Veteran security professional, Grant Hughes, says: “I know of security professionals who have been unable to write any exams or attend conferences for the past two years because they are just too busy and overworked. People may become so busy that they start questioning the value or impact of cybersecurity efforts simply because there is a never-ending list of things to do. People also become more easily frustrated or irritated, even with minor issues. In my past experience, I have encountered individuals demonstrating impatience with colleagues or team members. The smallest things would trigger them. Reflecting back, they were overwhelmed and probably burned out. But at that time, we didn’t have a term for it.
“Neglecting self-care is a common early warning sign of burnout,” Hughes adds. “This could include ignoring personal well-being including exercise, healthy eating, and leisure activities. There is always a deadline and working late can easily become the norm. We see professionals close to burnout engaging in unhealthy coping mechanisms such as excessive caffeine or alcohol consumption. When you start moving to three-plus coffees a day – as well as energy drinks – then you know you are in the red zone.”

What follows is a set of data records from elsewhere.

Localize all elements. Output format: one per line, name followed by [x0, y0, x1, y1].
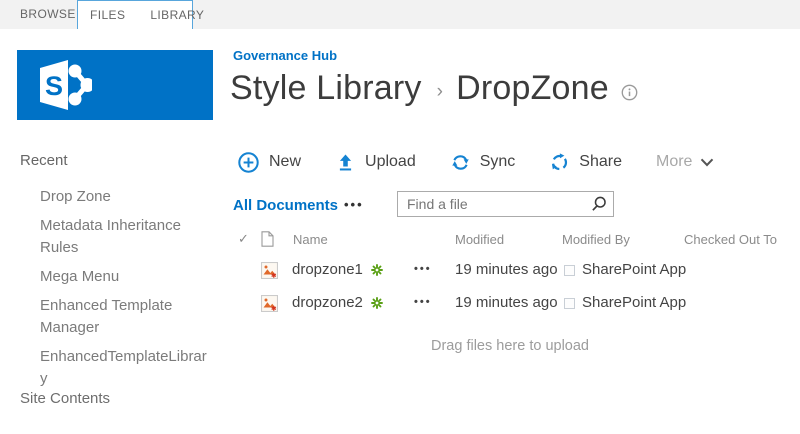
nav-item-site-contents[interactable]: Site Contents — [20, 390, 110, 407]
upload-button[interactable]: Upload — [335, 152, 416, 173]
sync-button-label: Sync — [479, 153, 516, 170]
new-button[interactable]: New — [237, 151, 301, 174]
view-menu-ellipsis[interactable]: ••• — [344, 197, 364, 212]
share-icon — [549, 152, 570, 173]
nav-recent-heading[interactable]: Recent — [20, 152, 68, 169]
new-item-badge-icon — [370, 263, 383, 276]
sync-icon — [450, 152, 471, 173]
title-current-folder: DropZone — [456, 69, 609, 107]
presence-indicator — [564, 298, 575, 309]
document-type-column-icon — [261, 231, 274, 250]
command-toolbar: New Upload Sync Share More — [237, 146, 714, 178]
nav-item-enhancedtemplatelibrary[interactable]: EnhancedTemplateLibrary — [40, 346, 208, 390]
file-name-link[interactable]: dropzone2 — [292, 294, 363, 311]
chevron-down-icon — [700, 158, 714, 167]
more-button-label: More — [656, 153, 693, 170]
breadcrumb-separator: › — [436, 81, 444, 102]
row-menu-ellipsis[interactable]: ••• — [414, 296, 432, 308]
recent-nav-list: Drop Zone Metadata Inheritance Rules Meg… — [40, 186, 208, 397]
title-library-link[interactable]: Style Library — [230, 69, 422, 108]
table-row: dropzone1 ••• 19 minutes ago SharePoint … — [0, 261, 800, 285]
modified-value: 19 minutes ago — [455, 261, 558, 278]
modified-by-link[interactable]: SharePoint App — [582, 261, 686, 278]
presence-indicator — [564, 265, 575, 276]
file-name-link[interactable]: dropzone1 — [292, 261, 363, 278]
table-header-row: ✓ Name Modified Modified By Checked Out … — [0, 231, 800, 252]
sync-button[interactable]: Sync — [450, 152, 516, 173]
column-header-checked-out-to[interactable]: Checked Out To — [684, 232, 777, 247]
tab-files[interactable]: FILES — [90, 8, 125, 22]
svg-text:S: S — [45, 71, 63, 101]
share-button-label: Share — [579, 153, 622, 170]
ribbon-tab-bar: BROWSE FILES LIBRARY — [0, 0, 800, 29]
tab-library[interactable]: LIBRARY — [150, 8, 204, 22]
image-file-icon — [261, 295, 278, 317]
search-input[interactable] — [398, 196, 585, 212]
upload-button-label: Upload — [365, 153, 416, 170]
tab-browse[interactable]: BROWSE — [20, 0, 76, 29]
upload-icon — [335, 152, 356, 173]
page-title: Style Library › DropZone — [230, 69, 639, 108]
drag-files-hint: Drag files here to upload — [431, 338, 589, 354]
row-menu-ellipsis[interactable]: ••• — [414, 263, 432, 275]
table-row: dropzone2 ••• 19 minutes ago SharePoint … — [0, 294, 800, 318]
plus-circle-icon — [237, 151, 260, 174]
search-icon[interactable] — [585, 192, 613, 216]
select-all-icon[interactable]: ✓ — [238, 231, 249, 247]
sharepoint-logo-icon: S — [40, 60, 92, 110]
nav-item-drop-zone[interactable]: Drop Zone — [40, 186, 208, 208]
contextual-tab-group: FILES LIBRARY — [77, 0, 204, 29]
modified-value: 19 minutes ago — [455, 294, 558, 311]
share-button[interactable]: Share — [549, 152, 622, 173]
find-a-file-searchbox — [397, 191, 614, 217]
more-button[interactable]: More — [656, 153, 714, 171]
column-header-modified-by[interactable]: Modified By — [562, 232, 630, 247]
column-header-name[interactable]: Name — [293, 232, 328, 247]
modified-by-link[interactable]: SharePoint App — [582, 294, 686, 311]
new-button-label: New — [269, 153, 302, 170]
breadcrumb-site-link[interactable]: Governance Hub — [233, 48, 337, 63]
image-file-icon — [261, 262, 278, 284]
site-logo[interactable]: S — [17, 50, 213, 120]
column-header-modified[interactable]: Modified — [455, 232, 504, 247]
info-icon[interactable] — [620, 83, 639, 102]
view-selector-all-documents[interactable]: All Documents — [233, 197, 338, 214]
new-item-badge-icon — [370, 296, 383, 309]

However, Hughes says: “There should be teams (or managed services) working 24/7 – with people on stand-by – to support them.
“If people who are not on stand-by are being pulled into things consistently after hours, it is a reflection of bad planning or lack of planning,” Hughes says. “For example, there should be a SOC operating 24/7. Each support team should have a stand-by person (who should not make family plans or go on vacation whilst on stand-by).”
Addressing these challenges, the security professionals pointed to skills development, managed services, and AI tools as potential solutions to the burnout problem.
Mafuwafuwane says: “There is a broad and deep ecosystem of security service providers that can support any range of cybersecurity capabilities – much more so than there were five years ago – in very cost-effective ways and these providers have relevant skills through shared model best practices.”
Naidoo says: “We have enhanced our talent continuity plans by introducing a formal mentorship programme to increase the competency of staff members at all levels. This is a long-term investment to also ensure that we give staff members the opportunity to identify mentors and coaches that they can work with over an extended period. In addition, we have had an internship programme since 2017, and that has certainly helped bring in young people and, more importantly, assist in reducing the skills shortage.”
Prof Thomson concludes: “Due to the cybersecurity skills shortage both in South Africa and globally, there is a lot of focus on encouraging people and students, in particular, to choose careers in cybersecurity – but are we doing enough to prepare them for the stresses and reality of what those careers entail? We must prepare students – our future cybersecurity professionals – not only with technical skills, but also with the resilience and mental fortitude to thrive in this demanding field.
“Ultimately, a healthier cybersecurity workforce will lead to stronger digital defences,” Prof Thomson says.